Harry’s jaw dropped, and it was some moments before he could respond.

‘Well, if that don’t beat all! In all this sorry mess, Mary, at least he is going off to the other side of the Atlantic Ocean to trap beavers or whatever. He cannot do any more harm from there.’

‘True.’ She paused for a moment. ‘I do not suppose I should tell you, since you will no doubt sit as a magistrate as your father did, but I am a thief.’

‘You?’16

‘Yes. When I heard who was buying the house and its contents, please note, I had the writing table from the green saloon brought over here, and the portrait of Grandmama that hung in the morning room. And I also brought Sir Robert and the Lady Elizabeth. I thought if they had to see a Risley living in the house they might haunt it, and I was none too sure Lord Cradley would not have had them burnt, as final proof of victory. I replaced Sir Robert with a still life that had been in the attic for years.’

‘Well, then that is not theft but rescue.’

‘You may shortly be on the bench, Harry, but your grasp of law is …’

‘Tenuous? Not really. But look at it this way. Cradley is not going to use a lady’s writing table, loathed your grandmama, and might indeed have committed your ancestral portraits to the flames. He has not been deprived of anything he would miss, and they are your ancestors.’ He smiled.

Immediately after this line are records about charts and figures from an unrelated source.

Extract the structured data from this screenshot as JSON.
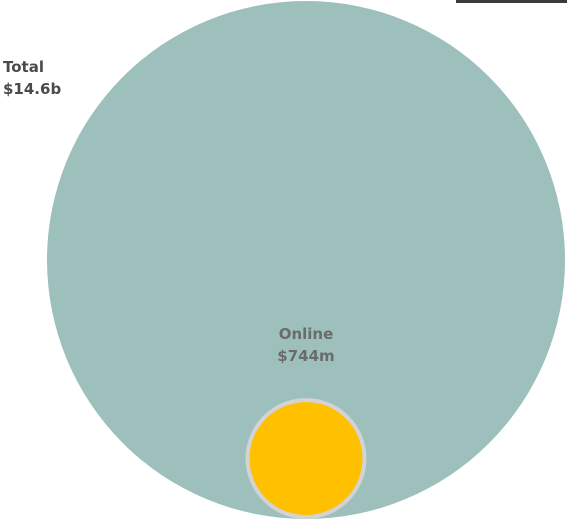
{
  "chart_data": {
    "type": "nested-circles",
    "title": "",
    "series": [
      {
        "name": "Total",
        "value": 14600000000,
        "label": "$14.6b"
      },
      {
        "name": "Online",
        "value": 744000000,
        "label": "$744m"
      }
    ]
  },
  "colors": {
    "total_fill": "#9dc0bc",
    "online_fill": "#ffc000",
    "online_stroke": "#d3d3d3",
    "online_label": "#6b6b6b",
    "total_label": "#4a4a4a",
    "top_rule": "#3a3a3a"
  }
}
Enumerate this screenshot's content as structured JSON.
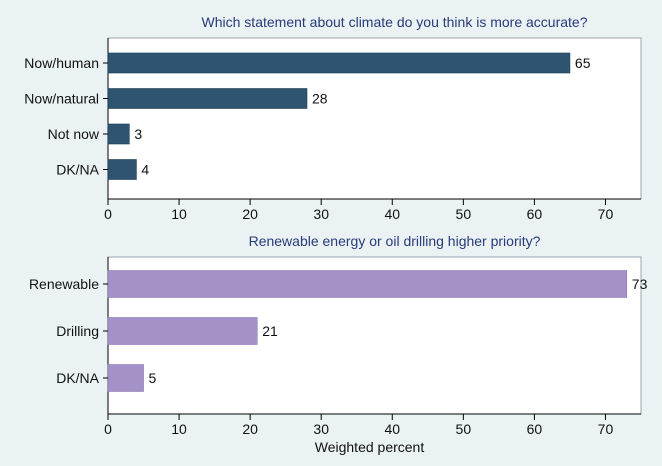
{
  "chart_data": [
    {
      "type": "bar",
      "orientation": "horizontal",
      "title": "Which statement about climate do you think is more accurate?",
      "categories": [
        "Now/human",
        "Now/natural",
        "Not now",
        "DK/NA"
      ],
      "values": [
        65,
        28,
        3,
        4
      ],
      "value_labels": [
        "65",
        "28",
        "3",
        "4"
      ],
      "xlim": [
        0,
        75
      ],
      "xticks": [
        0,
        10,
        20,
        30,
        40,
        50,
        60,
        70
      ],
      "xlabel": "",
      "grid": false,
      "colors": {
        "bar": "#2e5470",
        "title": "#2a3a7a"
      }
    },
    {
      "type": "bar",
      "orientation": "horizontal",
      "title": "Renewable energy or oil drilling higher priority?",
      "categories": [
        "Renewable",
        "Drilling",
        "DK/NA"
      ],
      "values": [
        73,
        21,
        5
      ],
      "value_labels": [
        "73",
        "21",
        "5"
      ],
      "xlim": [
        0,
        75
      ],
      "xticks": [
        0,
        10,
        20,
        30,
        40,
        50,
        60,
        70
      ],
      "xlabel": "Weighted percent",
      "grid": false,
      "colors": {
        "bar": "#a491c8",
        "title": "#2a3a7a"
      }
    }
  ]
}
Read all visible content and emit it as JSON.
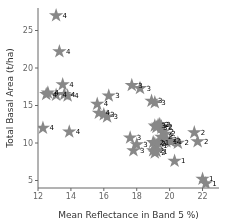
{
  "chart_data": {
    "type": "scatter",
    "xlabel": "Mean Reflectance in Band 5 %)",
    "ylabel": "Total Basal Area (t/ha)",
    "xlim": [
      12,
      23
    ],
    "ylim": [
      4,
      28
    ],
    "xticks": [
      12,
      14,
      16,
      18,
      20,
      22
    ],
    "yticks": [
      5,
      10,
      15,
      20,
      25
    ],
    "marker": "star",
    "color": "#888888",
    "points": [
      {
        "x": 13.1,
        "y": 27.0,
        "label": "4"
      },
      {
        "x": 13.3,
        "y": 22.2,
        "label": "4"
      },
      {
        "x": 13.5,
        "y": 17.8,
        "label": "4"
      },
      {
        "x": 13.6,
        "y": 16.5,
        "label": "4"
      },
      {
        "x": 13.8,
        "y": 16.3,
        "label": "4"
      },
      {
        "x": 13.1,
        "y": 16.4,
        "label": "4"
      },
      {
        "x": 12.5,
        "y": 16.5,
        "label": "4"
      },
      {
        "x": 12.6,
        "y": 16.7,
        "label": "4"
      },
      {
        "x": 13.9,
        "y": 11.5,
        "label": "4"
      },
      {
        "x": 15.6,
        "y": 15.2,
        "label": "4"
      },
      {
        "x": 15.7,
        "y": 14.0,
        "label": "4"
      },
      {
        "x": 16.0,
        "y": 13.8,
        "label": "3"
      },
      {
        "x": 16.2,
        "y": 13.5,
        "label": "3"
      },
      {
        "x": 16.3,
        "y": 16.3,
        "label": "3"
      },
      {
        "x": 17.6,
        "y": 10.7,
        "label": "3"
      },
      {
        "x": 17.8,
        "y": 9.0,
        "label": "3"
      },
      {
        "x": 18.0,
        "y": 9.8,
        "label": "3"
      },
      {
        "x": 17.7,
        "y": 17.7,
        "label": "3"
      },
      {
        "x": 18.2,
        "y": 17.3,
        "label": "3"
      },
      {
        "x": 18.9,
        "y": 15.6,
        "label": "3"
      },
      {
        "x": 19.1,
        "y": 15.4,
        "label": "3"
      },
      {
        "x": 19.3,
        "y": 12.4,
        "label": "2"
      },
      {
        "x": 19.4,
        "y": 12.5,
        "label": "2"
      },
      {
        "x": 19.5,
        "y": 12.2,
        "label": "2"
      },
      {
        "x": 19.5,
        "y": 12.0,
        "label": "2"
      },
      {
        "x": 19.6,
        "y": 11.5,
        "label": "2"
      },
      {
        "x": 19.7,
        "y": 11.2,
        "label": "2"
      },
      {
        "x": 19.8,
        "y": 10.5,
        "label": "2"
      },
      {
        "x": 20.0,
        "y": 10.3,
        "label": "2"
      },
      {
        "x": 21.5,
        "y": 11.4,
        "label": "2"
      },
      {
        "x": 21.7,
        "y": 10.2,
        "label": "2"
      },
      {
        "x": 19.1,
        "y": 12.3,
        "label": "3"
      },
      {
        "x": 19.2,
        "y": 12.1,
        "label": "3"
      },
      {
        "x": 19.0,
        "y": 10.1,
        "label": "2"
      },
      {
        "x": 19.1,
        "y": 9.9,
        "label": "2"
      },
      {
        "x": 19.2,
        "y": 9.7,
        "label": "1"
      },
      {
        "x": 19.3,
        "y": 10.0,
        "label": "1"
      },
      {
        "x": 19.8,
        "y": 10.2,
        "label": "1"
      },
      {
        "x": 20.1,
        "y": 10.2,
        "label": "1"
      },
      {
        "x": 20.3,
        "y": 7.6,
        "label": "1"
      },
      {
        "x": 20.5,
        "y": 10.0,
        "label": "2"
      },
      {
        "x": 19.2,
        "y": 8.9,
        "label": "1"
      },
      {
        "x": 22.0,
        "y": 5.2,
        "label": "1"
      },
      {
        "x": 22.2,
        "y": 4.6,
        "label": "1"
      },
      {
        "x": 19.0,
        "y": 9.0,
        "label": "2"
      },
      {
        "x": 19.1,
        "y": 8.7,
        "label": "2"
      },
      {
        "x": 12.3,
        "y": 12.0,
        "label": "4"
      },
      {
        "x": 19.5,
        "y": 10.8,
        "label": "2"
      }
    ]
  }
}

‘Bless you,’ Mary smiled at him, but it wavered. ‘I keep thinking this is all just a nightmare, but it is not. I cannot forgive Edmund. He did not even bother to see if anyone else would offer for the estate, and took Lord Cradley’s frankly insulting offer as if it were manna from heaven. I would have been so ashamed if I had brought us to such a pass, that I would rather have drowned myself in the lake.’

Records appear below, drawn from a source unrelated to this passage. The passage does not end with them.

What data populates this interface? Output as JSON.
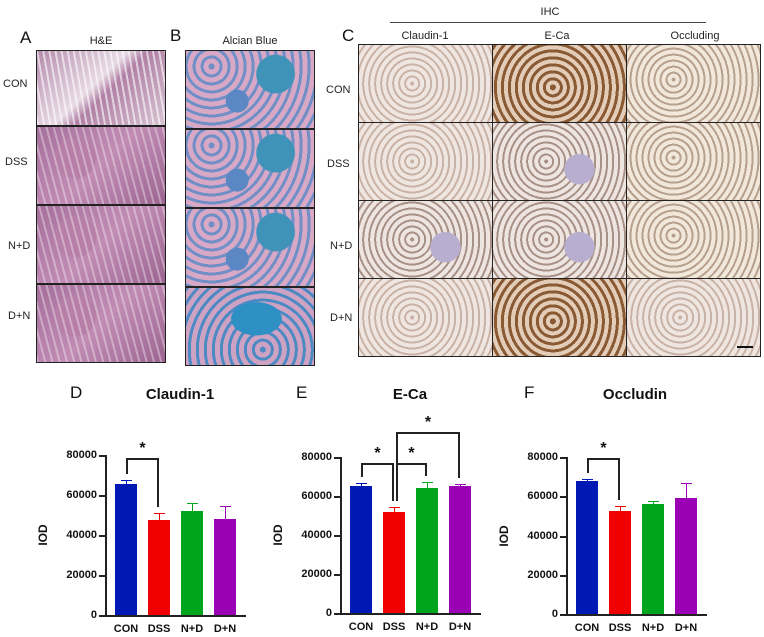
{
  "panels": {
    "A": {
      "letter": "A",
      "title": "H&E"
    },
    "B": {
      "letter": "B",
      "title": "Alcian Blue"
    },
    "C": {
      "letter": "C",
      "group_title": "IHC",
      "columns": [
        "Claudin-1",
        "E-Ca",
        "Occluding"
      ]
    },
    "D": {
      "letter": "D"
    },
    "E": {
      "letter": "E"
    },
    "F": {
      "letter": "F"
    }
  },
  "row_labels": [
    "CON",
    "DSS",
    "N+D",
    "D+N"
  ],
  "colors": {
    "CON": "#0019b4",
    "DSS": "#f00000",
    "N+D": "#00a51e",
    "D+N": "#9a00b4"
  },
  "chart_data": [
    {
      "type": "bar",
      "panel": "D",
      "title": "Claudin-1",
      "xlabel": "",
      "ylabel": "IOD",
      "ylim": [
        0,
        80000
      ],
      "yticks": [
        "0",
        "20000",
        "40000",
        "60000",
        "80000"
      ],
      "categories": [
        "CON",
        "DSS",
        "N+D",
        "D+N"
      ],
      "values": [
        65500,
        47500,
        52000,
        48000
      ],
      "error_upper": [
        67500,
        50800,
        56000,
        54500
      ],
      "significance": [
        {
          "from": "CON",
          "to": "DSS",
          "label": "*"
        }
      ],
      "grid": false
    },
    {
      "type": "bar",
      "panel": "E",
      "title": "E-Ca",
      "xlabel": "",
      "ylabel": "IOD",
      "ylim": [
        0,
        80000
      ],
      "yticks": [
        "0",
        "20000",
        "40000",
        "60000",
        "80000"
      ],
      "categories": [
        "CON",
        "DSS",
        "N+D",
        "D+N"
      ],
      "values": [
        65000,
        52000,
        64000,
        65000
      ],
      "error_upper": [
        66500,
        54500,
        67000,
        66000
      ],
      "significance": [
        {
          "from": "CON",
          "to": "DSS",
          "label": "*"
        },
        {
          "from": "DSS",
          "to": "N+D",
          "label": "*"
        },
        {
          "from": "DSS",
          "to": "D+N",
          "label": "*"
        }
      ],
      "grid": false
    },
    {
      "type": "bar",
      "panel": "F",
      "title": "Occludin",
      "xlabel": "",
      "ylabel": "IOD",
      "ylim": [
        0,
        80000
      ],
      "yticks": [
        "0",
        "20000",
        "40000",
        "60000",
        "80000"
      ],
      "categories": [
        "CON",
        "DSS",
        "N+D",
        "D+N"
      ],
      "values": [
        68000,
        52500,
        56000,
        59000
      ],
      "error_upper": [
        69000,
        54800,
        57500,
        66500
      ],
      "significance": [
        {
          "from": "CON",
          "to": "DSS",
          "label": "*"
        }
      ],
      "grid": false
    }
  ]
}
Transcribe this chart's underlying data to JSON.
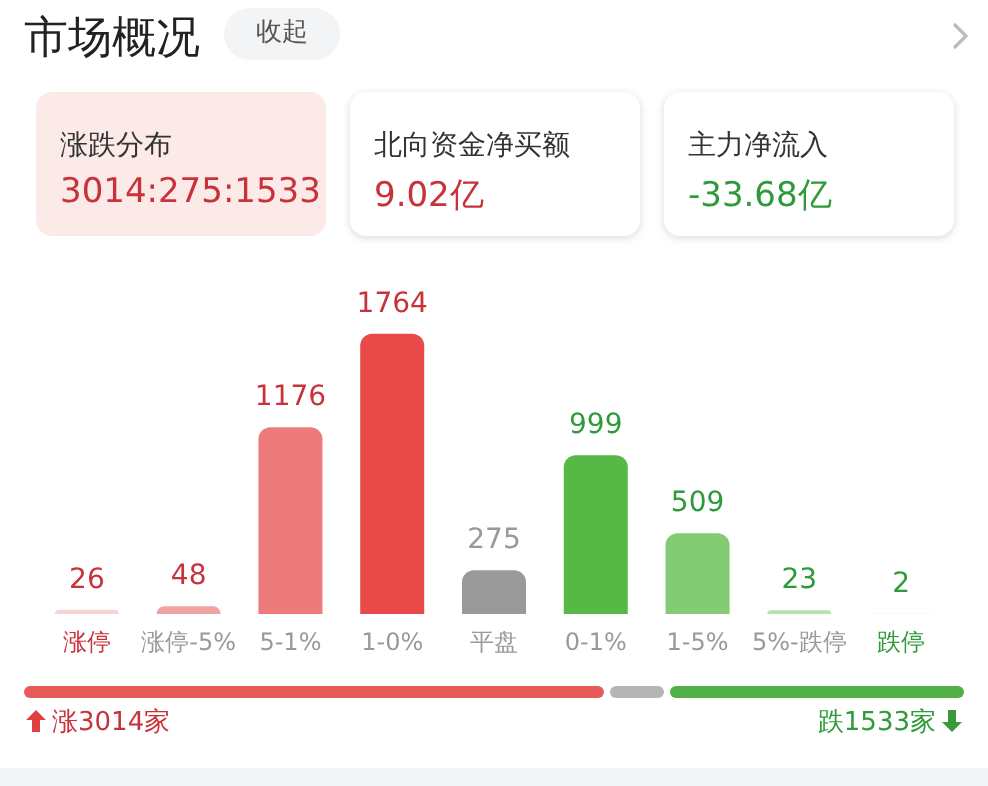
{
  "chart_data": {
    "type": "bar",
    "title": "市场概况",
    "annotations": [
      "收起",
      "涨跌分布",
      "3014:275:1533",
      "北向资金净买额",
      "9.02亿",
      "主力净流入",
      "-33.68亿",
      "涨3014家",
      "跌1533家"
    ],
    "categories": [
      "涨停",
      "涨停-5%",
      "5-1%",
      "1-0%",
      "平盘",
      "0-1%",
      "1-5%",
      "5%-跌停",
      "跌停"
    ],
    "values": [
      26,
      48,
      1176,
      1764,
      275,
      999,
      509,
      23,
      2
    ],
    "colors": [
      "#f7d3d3",
      "#f0a2a2",
      "#ee7b7b",
      "#e84a4a",
      "#9a9a9a",
      "#56b845",
      "#84cc74",
      "#b6e0ac",
      "#d9efd3"
    ],
    "data_labels": true
  }
}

‘Has Cradley strutted about the place yet?’

‘I believe he came over once it was all legal and final,17and sneered at everything before having it shut up. He even turned off most of the servants. That was about ten days ago. I cannot think what he would wish to do with the house, though it is far nicer than his own. For all that I complain of bad husbandry, his land is good, though no doubt he will increase the rents and take what he can from ours. He did send a very formal letter to Mama, expressly forbidding “trespass etc.”, by which he very clearly meant me walking the grounds, let alone fishing. It is not as though he fishes himself, either.’

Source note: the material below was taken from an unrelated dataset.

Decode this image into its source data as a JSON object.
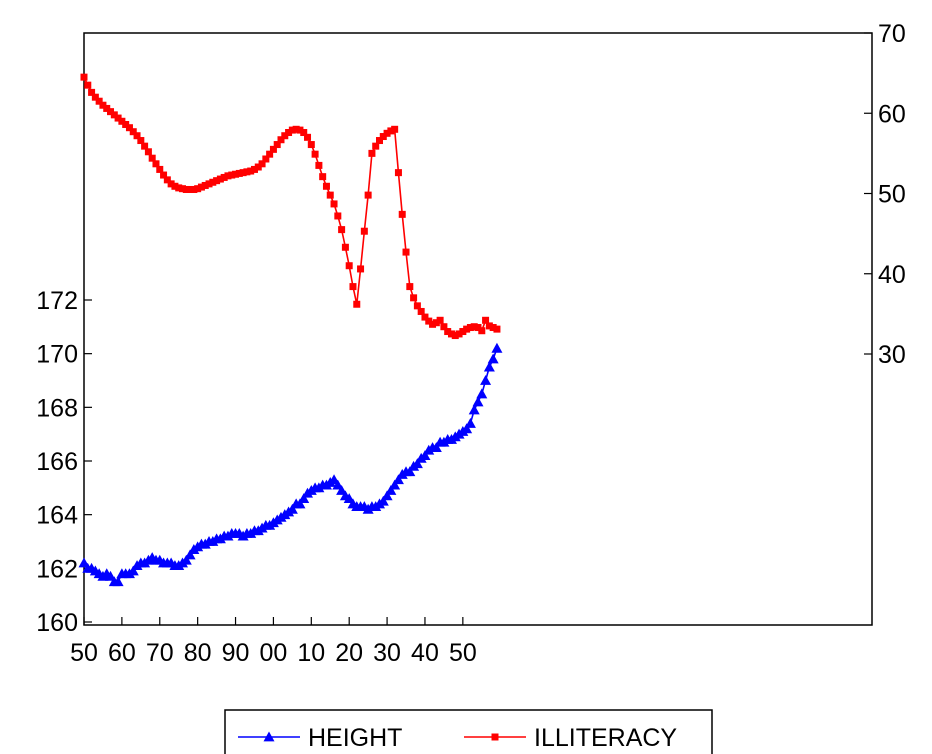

‘You will miss that. Though it goes without saying that you can come over and try your luck on our beat of the river any time you wish.’

‘I warn you, Harry, if I do, I will be striving to catch our dinner. Just think of the economy if I could avoid us having to buy fish.’

Lady Damerham was quite surprised to re-enter the room to find them laughing, and looked from one to the other. Since she did not like seeing people unhappy she did not complain.

‘Here you are, Harry. It was just where I thought it was … at least the place where I thought it was after it was not where I first thought it was.’ She held out a piece of paper, upon which the recipe was written in her neat, rounded hand.